Fungal proteazlar bakteriyel proteazlardan daha karmaşık proteaz üreten enzimlerdir. Örneğin Aspergillus oryzae asidik, nötral ve alkalen proteaz üretir. Asidik proteazla daha çok fungal kaynaklıdır [44]. Fungal proteazlar pH 4-10 gibi geniş bir spektrumda aktiftir ve geniş bir substrat özgünlüğü sergilemektedir. Ancak sıcaklığa karşı toleransları bakteriyel enzimlerden daha düşüktür. Fungal enzimler katı hal fermentasyon prosesi ile üretilirler. Fungal asidik proteazların optimum pH’sı 4-4.5 arasında olup; pH 2.5-6 arasında kararlılığını koruyabilmektedir. Özellikle dar pH ve sıcaklık özgünlüklerinden dolayı peynir üretiminde kullanışlıdır. Fungal nötral proteazlar pH 7’de aktif olan metaloproteazlar olduklarından şelatlayıcı ajanlar varlığında inhibe olurlar. Bu enzimler protein hidrolizatlarının acılığının

giderilmesinde kullanılırlar. Fungal alkalen proteaz aynı zamanda gıda protein modifikasyonunda da kullanılabilir [10].

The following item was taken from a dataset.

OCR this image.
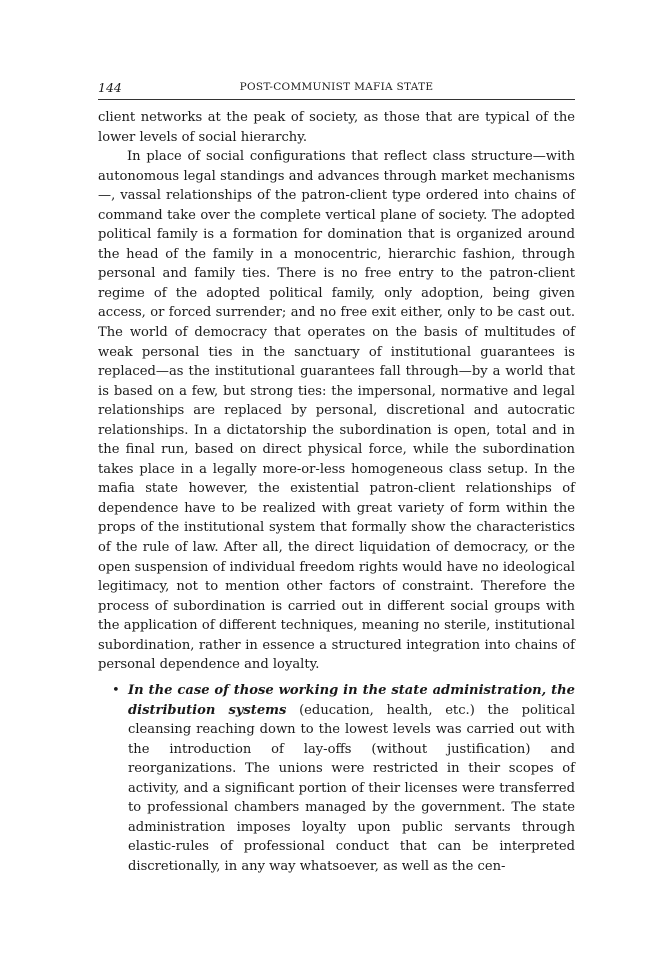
144	POST-COMMUNIST MAFIA STATE

client networks at the peak of society, as those that are typical of the lower levels of social hierarchy.

In place of social configurations that reflect class structure—with autonomous legal standings and advances through market mechanisms—, vassal relationships of the patron-client type ordered into chains of command take over the complete vertical plane of society. The adopted political family is a formation for domination that is organized around the head of the family in a monocentric, hierarchic fashion, through personal and family ties. There is no free entry to the patron-client regime of the adopted political family, only adoption, being given access, or forced surrender; and no free exit either, only to be cast out. The world of democracy that operates on the basis of multitudes of weak personal ties in the sanctuary of institutional guarantees is replaced—as the institutional guarantees fall through—by a world that is based on a few, but strong ties: the impersonal, normative and legal relationships are replaced by personal, discretional and autocratic relationships. In a dictatorship the subordination is open, total and in the final run, based on direct physical force, while the subordination takes place in a legally more-or-less homogeneous class setup. In the mafia state however, the existential patron-client relationships of dependence have to be realized with great variety of form within the props of the institutional system that formally show the characteristics of the rule of law. After all, the direct liquidation of democracy, or the open suspension of individual freedom rights would have no ideological legitimacy, not to mention other factors of constraint. Therefore the process of subordination is carried out in different social groups with the application of different techniques, meaning no sterile, institutional subordination, rather in essence a structured integration into chains of personal dependence and loyalty.

• In the case of those working in the state administration, the distribution systems (education, health, etc.) the political cleansing reaching down to the lowest levels was carried out with the introduction of lay-offs (without justification) and reorganizations. The unions were restricted in their scopes of activity, and a significant portion of their licenses were transferred to professional chambers managed by the government. The state administration imposes loyalty upon public servants through elastic-rules of professional conduct that can be interpreted discretionally, in any way whatsoever, as well as the cen-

Viral proteazlar AIDS ve kanser gibi ölümcül hastalıklara yol açan virüs proteinlerinin üzerindeki etkilerinden dolayı önem taşımaktadırlar. Çeşitli virüslerde serin, aspartik ve sistein peptidazlar bulunmaktadır. Tüm bu virütik peptidazlar endopeptidazdırlar, metaloproteaz değildirler. Araştırmalar daha çok viral proteazların üç boyutlu yapıları ve sentetik inhibitörleri ile etkileşimleri üzerine odaklanmıştır [10,45].

Proteazlar doğada geniş bir yelpazede bulunmalarına rağmen mikrobiyal kaynaklı olanlar mikroorganizmaların hızlı üremelerinden, kültivasyon ortamları için ortam koşullarının kontrol edilebilmesinden ve genetik olarak manipüle edilebilirliğinden dolayı enzim üretiminde daha yoğun kullanılmaktadırlar.